Background

Prostate cancer (PCa) is one of the most common cancers among men worldwide. Current screening methods for PCa display limited sensitivity and specificity, not stratifying for disease aggressiveness. Hence, development and validation of new molecular markers is needed. Aberrant gene promoter methylation is common in PCa and has shown promise as clinical biomarker. Herein, we assessed and compared the diagnostic and prognostic performance of two-gene panel promoter methylation in the same sample sets.

Methods

Promoter methylation of panel #1 (singleplex-miR-34b/c and miR-193b) and panel #2 (multiplex-APC, GSTP1, and RARβ2) was evaluated using MethyLight methodology in two different cohorts [prostate biopsy (#1) and urine sediment (#2)]. Biomarkers’ diagnostic (validity estimates) and prognostic (disease-specific survival, disease-free survival, and progression-free survival) performance was assessed.

Results

Promoter methylation levels of both panels showed the highest levels in PCa samples in both cohorts.
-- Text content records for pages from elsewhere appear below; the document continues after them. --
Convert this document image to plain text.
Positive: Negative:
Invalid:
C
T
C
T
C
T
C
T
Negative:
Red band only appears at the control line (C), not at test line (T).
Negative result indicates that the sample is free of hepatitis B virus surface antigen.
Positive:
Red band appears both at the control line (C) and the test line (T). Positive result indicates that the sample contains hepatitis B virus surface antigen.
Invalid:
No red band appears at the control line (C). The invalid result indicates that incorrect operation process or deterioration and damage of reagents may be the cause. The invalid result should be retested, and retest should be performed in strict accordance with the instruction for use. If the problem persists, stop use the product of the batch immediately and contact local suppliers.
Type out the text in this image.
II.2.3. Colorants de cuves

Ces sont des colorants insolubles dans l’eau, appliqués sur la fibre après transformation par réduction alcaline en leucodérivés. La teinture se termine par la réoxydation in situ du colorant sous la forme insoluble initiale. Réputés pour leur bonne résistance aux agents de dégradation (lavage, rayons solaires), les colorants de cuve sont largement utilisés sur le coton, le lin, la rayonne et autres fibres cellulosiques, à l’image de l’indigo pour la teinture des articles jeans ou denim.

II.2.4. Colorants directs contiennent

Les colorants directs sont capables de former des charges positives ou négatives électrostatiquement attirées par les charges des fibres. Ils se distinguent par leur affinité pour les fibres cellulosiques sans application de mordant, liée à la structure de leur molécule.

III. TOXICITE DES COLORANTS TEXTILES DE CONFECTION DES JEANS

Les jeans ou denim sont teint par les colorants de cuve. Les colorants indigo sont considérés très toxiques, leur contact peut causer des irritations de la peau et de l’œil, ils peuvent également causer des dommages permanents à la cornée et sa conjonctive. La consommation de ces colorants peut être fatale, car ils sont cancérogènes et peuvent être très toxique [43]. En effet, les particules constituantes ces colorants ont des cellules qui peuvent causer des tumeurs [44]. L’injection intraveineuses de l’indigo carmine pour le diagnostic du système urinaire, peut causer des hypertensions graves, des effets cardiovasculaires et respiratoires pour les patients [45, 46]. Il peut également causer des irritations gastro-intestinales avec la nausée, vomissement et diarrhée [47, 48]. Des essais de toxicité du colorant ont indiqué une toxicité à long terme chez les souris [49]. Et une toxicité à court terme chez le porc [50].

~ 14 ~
In tissue samples, methylation panel #1 and panel #2 detected PCa with AUC of 0.9775 and 1.0, respectively, whereas in urine samples, panel #2 demonstrated superior performance although a combination of miR-34b/c, miR-193b, APC, and RARβ2 disclosed the best results (AUC = 0.9817). Furthermore, higher mir-34b/c and panel #2 methylation independently predicted for shorter DSS. Furthermore, time-dependent ROC curves showed that both miR-34b/c and GSTP1 methylation levels identify with impressive performance patients that relapse up to 15 years after diagnosis (AUC = 0.751 and AUC = 0.765, respectively).

Conclusions

We concluded that quantitative gene panel promoter methylation might be a clinically useful tool for PCa non-invasive detection and risk stratification for disease aggressiveness in both tissue biopsies and urines.